SSO features are equally supported in a Standalone instance. But given the configuration is not handled automatically, there are some considerations about the filter setup on top the required configurations:

• Configuration requires adding the filter named SsoLogin to the route's filters list.

• As a rule SsoLogin filter should be placed always the first in the filters list of a route.

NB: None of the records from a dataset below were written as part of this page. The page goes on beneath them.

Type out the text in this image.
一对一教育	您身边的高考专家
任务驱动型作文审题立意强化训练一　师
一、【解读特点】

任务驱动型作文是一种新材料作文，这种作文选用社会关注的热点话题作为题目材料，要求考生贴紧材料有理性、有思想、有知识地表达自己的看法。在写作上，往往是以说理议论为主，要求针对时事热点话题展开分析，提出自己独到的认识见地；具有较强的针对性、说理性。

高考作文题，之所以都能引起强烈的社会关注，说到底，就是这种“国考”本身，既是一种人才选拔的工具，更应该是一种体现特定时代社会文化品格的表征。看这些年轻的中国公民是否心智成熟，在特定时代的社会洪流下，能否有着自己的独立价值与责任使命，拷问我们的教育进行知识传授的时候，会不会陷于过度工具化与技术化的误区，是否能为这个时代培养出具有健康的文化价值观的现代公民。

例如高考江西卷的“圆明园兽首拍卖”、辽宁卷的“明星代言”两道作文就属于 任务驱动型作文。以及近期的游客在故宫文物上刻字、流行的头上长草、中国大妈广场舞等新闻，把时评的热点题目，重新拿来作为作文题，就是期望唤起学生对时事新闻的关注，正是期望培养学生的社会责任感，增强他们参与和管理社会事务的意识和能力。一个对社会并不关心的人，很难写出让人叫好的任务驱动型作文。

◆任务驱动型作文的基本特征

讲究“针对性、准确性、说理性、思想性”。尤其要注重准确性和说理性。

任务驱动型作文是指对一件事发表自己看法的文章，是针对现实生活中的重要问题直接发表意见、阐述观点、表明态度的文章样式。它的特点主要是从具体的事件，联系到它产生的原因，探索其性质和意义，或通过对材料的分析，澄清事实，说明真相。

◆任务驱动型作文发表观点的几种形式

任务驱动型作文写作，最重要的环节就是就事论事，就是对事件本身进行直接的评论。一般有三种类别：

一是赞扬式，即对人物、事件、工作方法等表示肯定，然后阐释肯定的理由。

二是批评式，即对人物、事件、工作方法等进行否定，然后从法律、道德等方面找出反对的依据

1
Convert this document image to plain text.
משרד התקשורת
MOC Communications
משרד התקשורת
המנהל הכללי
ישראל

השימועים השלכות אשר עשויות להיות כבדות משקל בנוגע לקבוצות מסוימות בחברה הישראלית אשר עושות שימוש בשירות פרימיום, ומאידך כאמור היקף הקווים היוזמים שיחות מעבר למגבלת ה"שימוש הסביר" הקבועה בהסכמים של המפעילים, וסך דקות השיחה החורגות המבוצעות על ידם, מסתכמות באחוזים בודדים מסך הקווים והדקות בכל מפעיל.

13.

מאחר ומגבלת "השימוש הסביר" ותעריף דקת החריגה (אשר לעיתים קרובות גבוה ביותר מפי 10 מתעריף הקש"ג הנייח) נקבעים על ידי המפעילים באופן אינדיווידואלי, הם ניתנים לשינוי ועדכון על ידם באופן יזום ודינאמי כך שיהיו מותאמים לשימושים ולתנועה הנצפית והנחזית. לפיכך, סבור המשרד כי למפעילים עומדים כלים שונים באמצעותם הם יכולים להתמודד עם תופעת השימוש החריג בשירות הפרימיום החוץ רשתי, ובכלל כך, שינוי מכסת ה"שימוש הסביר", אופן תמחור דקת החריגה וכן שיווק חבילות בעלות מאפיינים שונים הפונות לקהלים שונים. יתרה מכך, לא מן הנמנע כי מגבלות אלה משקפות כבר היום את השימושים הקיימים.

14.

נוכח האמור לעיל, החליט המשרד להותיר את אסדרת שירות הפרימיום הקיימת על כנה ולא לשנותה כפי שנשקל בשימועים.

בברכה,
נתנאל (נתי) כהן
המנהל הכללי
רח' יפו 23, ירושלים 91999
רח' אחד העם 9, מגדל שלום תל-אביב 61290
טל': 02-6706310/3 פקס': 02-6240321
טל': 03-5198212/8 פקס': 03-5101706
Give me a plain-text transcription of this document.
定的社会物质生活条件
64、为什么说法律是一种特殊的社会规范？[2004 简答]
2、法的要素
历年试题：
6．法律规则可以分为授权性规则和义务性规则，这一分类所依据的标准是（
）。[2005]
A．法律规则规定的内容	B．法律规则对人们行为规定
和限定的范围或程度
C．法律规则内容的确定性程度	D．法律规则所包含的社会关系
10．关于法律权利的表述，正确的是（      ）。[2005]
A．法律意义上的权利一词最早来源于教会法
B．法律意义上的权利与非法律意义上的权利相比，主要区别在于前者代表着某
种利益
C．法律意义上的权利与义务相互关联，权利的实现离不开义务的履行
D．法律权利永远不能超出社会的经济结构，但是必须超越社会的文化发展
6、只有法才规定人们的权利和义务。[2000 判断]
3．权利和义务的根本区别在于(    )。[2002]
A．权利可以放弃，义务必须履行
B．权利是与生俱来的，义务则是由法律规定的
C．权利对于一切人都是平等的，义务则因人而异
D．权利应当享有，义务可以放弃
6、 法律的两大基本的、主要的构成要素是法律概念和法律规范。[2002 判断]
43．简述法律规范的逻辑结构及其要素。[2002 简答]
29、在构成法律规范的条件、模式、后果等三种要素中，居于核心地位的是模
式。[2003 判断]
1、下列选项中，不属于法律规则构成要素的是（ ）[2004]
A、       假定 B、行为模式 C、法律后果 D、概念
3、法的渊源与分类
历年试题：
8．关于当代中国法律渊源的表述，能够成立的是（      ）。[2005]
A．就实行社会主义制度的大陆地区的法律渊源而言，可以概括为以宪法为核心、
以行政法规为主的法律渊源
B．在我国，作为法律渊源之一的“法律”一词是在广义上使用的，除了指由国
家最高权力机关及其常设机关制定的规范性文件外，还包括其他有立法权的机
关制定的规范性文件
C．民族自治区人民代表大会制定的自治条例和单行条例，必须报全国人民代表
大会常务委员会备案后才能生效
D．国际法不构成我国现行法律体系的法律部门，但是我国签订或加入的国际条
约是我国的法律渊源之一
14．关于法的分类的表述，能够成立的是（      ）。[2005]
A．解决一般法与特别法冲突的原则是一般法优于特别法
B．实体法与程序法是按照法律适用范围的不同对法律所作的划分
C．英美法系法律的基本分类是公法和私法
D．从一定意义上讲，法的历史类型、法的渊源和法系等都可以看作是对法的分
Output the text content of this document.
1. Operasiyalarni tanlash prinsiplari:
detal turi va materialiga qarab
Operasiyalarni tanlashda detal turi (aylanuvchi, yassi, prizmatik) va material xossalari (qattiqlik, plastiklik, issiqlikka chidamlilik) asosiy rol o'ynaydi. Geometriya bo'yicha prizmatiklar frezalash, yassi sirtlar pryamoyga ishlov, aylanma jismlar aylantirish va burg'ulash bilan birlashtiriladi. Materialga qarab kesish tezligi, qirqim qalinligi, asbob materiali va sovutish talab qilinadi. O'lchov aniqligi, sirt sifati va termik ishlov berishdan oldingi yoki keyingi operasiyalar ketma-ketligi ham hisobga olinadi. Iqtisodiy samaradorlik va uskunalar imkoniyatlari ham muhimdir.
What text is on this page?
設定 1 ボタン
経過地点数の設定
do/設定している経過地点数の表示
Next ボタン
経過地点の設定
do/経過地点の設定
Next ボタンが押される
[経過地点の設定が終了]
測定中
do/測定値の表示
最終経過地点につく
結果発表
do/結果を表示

• If used in conjunction with TokenRelay filter, the SsoLogin must be placed before.

  spring:
    cloud:
      gateway:
        routes:
        - id: token-relay
          uri: https://example.org
          filters:
          - SsoLogin
          - TokenRelay
  

OpenAPI security schemes (SSO)

When SSOEnabled is set to true on any route, two securityScheme (See Swagger Authentication docs) are registered as a component in the OpenAPI spec generated:

• AuthBearer to activate a dialog for providing a Bearer Authorization header
• OpenId to activate a dialog for getting a token from an OIDC configuration and adding it as a header

And, the schemes are bound to any of those routes. Other routes will not be affected and the scheme will not be applied on them.

Log out

Spring Cloud Gateway for Kubernetes instances provide a default API endpoint to log out of the current SSO session: GET /scg-logout.

If the OIDC provider supports RP-Initiated Logout, the /scg-logout call will also log the user out of the OIDC provider session.

You can redirect the user to another endpoint or url by adding a redirect query parameter to the logout call. For example, a GET call to /scg-logout?redirect=/home will redirect the user to the /home page.